By Aroldo Pinheiro on Terça, 26 Novembro 2019
Category: Crônica do Aroldo

Miscigenação passarinheira

Estou ficando velho. Ainda bem que a velhice traz coisas boas. Com o passar dos anos, tenho me voltado um pouco mais para a natureza. Eu, que já matei alguns periquitos, muitas maracanãs, dezenas de papagaios, que engoli corações de beija-flores (só pra ficar ponteiro com a baladeira) e torrei corações de anuns pra fazer simpatia na esperança de traçar meninas, passo a cuidar de passarinhos.

Nessa minha fase passarinheira, a quantidade de canários-da-terra em Boa Vista atrai minha atenção. Eu que, com visgo de jaca, já cacei bem-te-vis, sanhaçus, tangarás, curiós, chicos-pretos, sabiás, não me lembro nunca de ter caçado um desses canarinhos que vemos em numerosos bandos pela cidade de Boa Vista.

Durante alguns dias, acompanhei o início da vida de quatro desses bichinhos – do nascimento ao primeiro voo ganhando o mundo. Até andei preparando terreno para que os canarinhos e seus pais se fixassem em meu terreno, mas eles partiram sem ao menos dizer adeus.

De repente, descubro o motivo de tantos canários-da-terra em Boa Vista. Descubro até que esta raça de passarinhos, com grande capacidade de reprodução, já existia por aqui, só que em menor quantidade. 

Contaram-me que, nalgum dia do século passado, a Polícia Federal deteve um homem com mais de 4 mil desses passarinhos acondicionados em lugares impróprios. Tráfico de animais silvestres. 

O criminoso foi preso e os passarinhos foram aprisionados. Das mais de 4 mil, só metade das aves estava viva. Sem lugar apropriado para mantê-las até que a burocracia autorizasse sua devolução para a Venezuela, de onde eles haviam sido capturados, fiscais e burocratas buscavam uma saída.
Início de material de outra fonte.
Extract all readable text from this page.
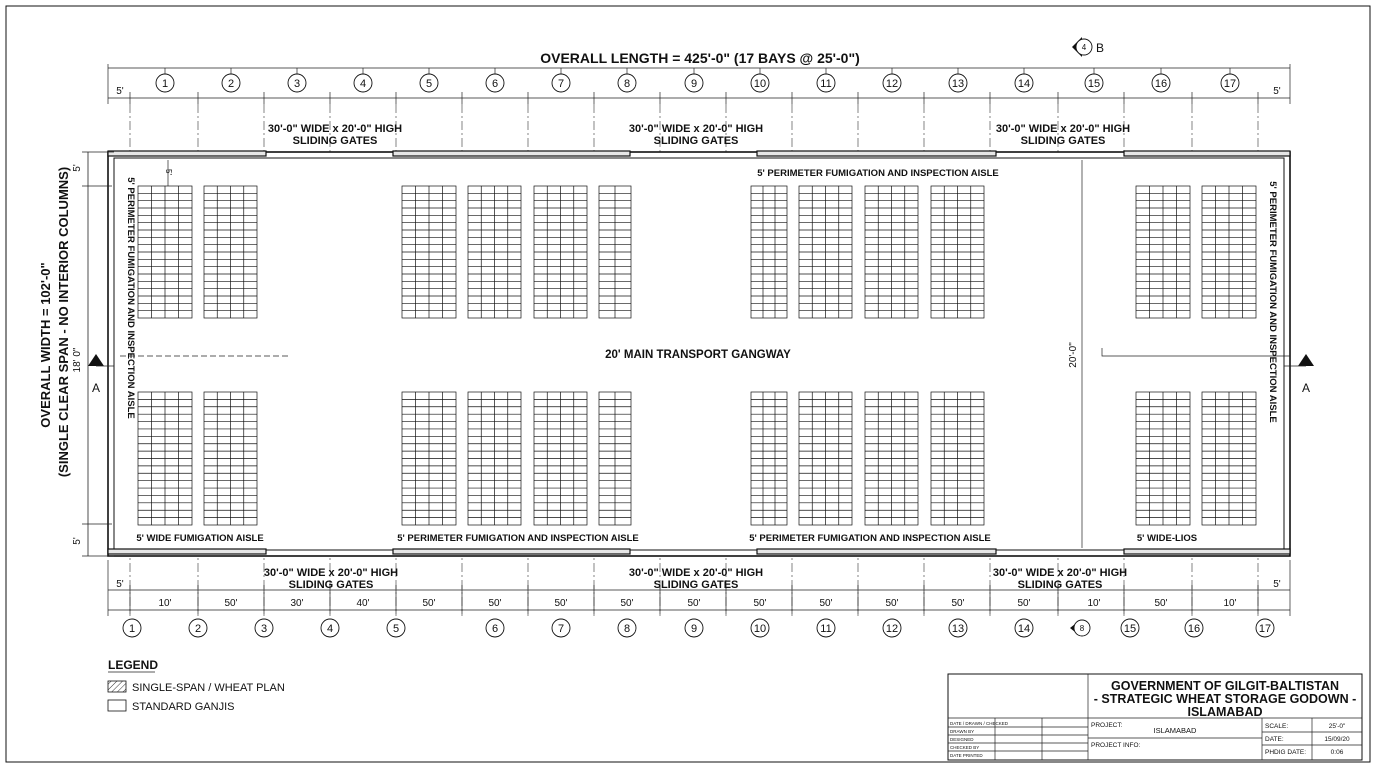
OVERALL LENGTH = 425'-0" (17 BAYS @ 25'-0")
1	2	3	4	5	6	7	8	9	10	11	12	13	14	15	16	17
5'	5'
4 B
30'-0" WIDE x 20'-0" HIGH
SLIDING GATES
30'-0" WIDE x 20'-0" HIGH
SLIDING GATES
30'-0" WIDE x 20'-0" HIGH
SLIDING GATES
30'-0" WIDE x 20'-0" HIGH
SLIDING GATES
30'-0" WIDE x 20'-0" HIGH
SLIDING GATES
30'-0" WIDE x 20'-0" HIGH
SLIDING GATES
5' PERIMETER FUMIGATION AND INSPECTION AISLE
5' WIDE FUMIGATION AISLE	5' PERIMETER FUMIGATION AND INSPECTION AISLE	5' PERIMETER FUMIGATION AND INSPECTION AISLE	5' WIDE-LIOS
5' PERIMETER FUMIGATION AND INSPECTION AISLE	5' PERIMETER FUMIGATION AND INSPECTION AISLE
5'
20' MAIN TRANSPORT GANGWAY	20'-0"
A	A
5'
5'
18' 0"
OVERALL WIDTH = 102'-0" (SINGLE CLEAR SPAN - NO INTERIOR COLUMNS)
5'	5'
10'	50'	30'	40'	50'	50'	50'	50'	50'	50'	50'	50'	50'	50'	10'	50'	10'
1	2	3	4	5	6	7	8	9	10	11	12	13	14	15	16	17
8
LEGEND
SINGLE-SPAN / WHEAT PLAN
STANDARD GANJIS
GOVERNMENT OF GILGIT-BALTISTAN
- STRATEGIC WHEAT STORAGE GODOWN -
ISLAMABAD
PROJECT:
ISLAMABAD
PROJECT INFO:
SCALE:	25'-0"
DATE:	15/09/20
PHDIG DATE:	0:06
DATE / DRAWN / CHECKED
DRAWN BY
DESIGNED
CHECKED BY
DATE PRINTED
Com o passar das horas, passarinhos iam morrendo. No segundo dia, mais de mil sucumbiram à fome, à sede e às condições do cativeiro improvisado em que se encontravam. Eugênio Thomé, que fazia parte do conselho passarinheiro – grupo que decidia sobre o futuro dos canários-da-terra -, propôs soltar a passarinhada e torcer para que eles se adaptassem aos ares roraimenses. Até porque, no Estado, havia incidência desse tipo de aves. 

Um integrante do conselho combateu a ideia de Thomé. Disse que os canários venezuelanos, apesar de muito parecidos, apresentavam diferenças se comparados com a espécie brasileira: os pássaros estrangeiros, por exemplo, eram dois centímetros mais compridos do que os pássaros brasileiros. 

Thomé contra argumentou: "Olha, mano. O meu amigo Waldemar Johanson, alemãozão com mais de dois metros de altura, casou-se com uma caboquinha que não mede sequer um metro e sessenta e, dessa união, nasceu um menino bonito e saudável. Vamos soltar os canarinhos venezuelanos". As aves foram soltas e se integraram à natureza.

Sabendo dessa história, defendo a tese de que esses canarinhos lindos, nascidos da miscigenação entre aves brasileiras e aves venezuelanas, recebam nome científico de Eugenius Thomenandus Canariuns.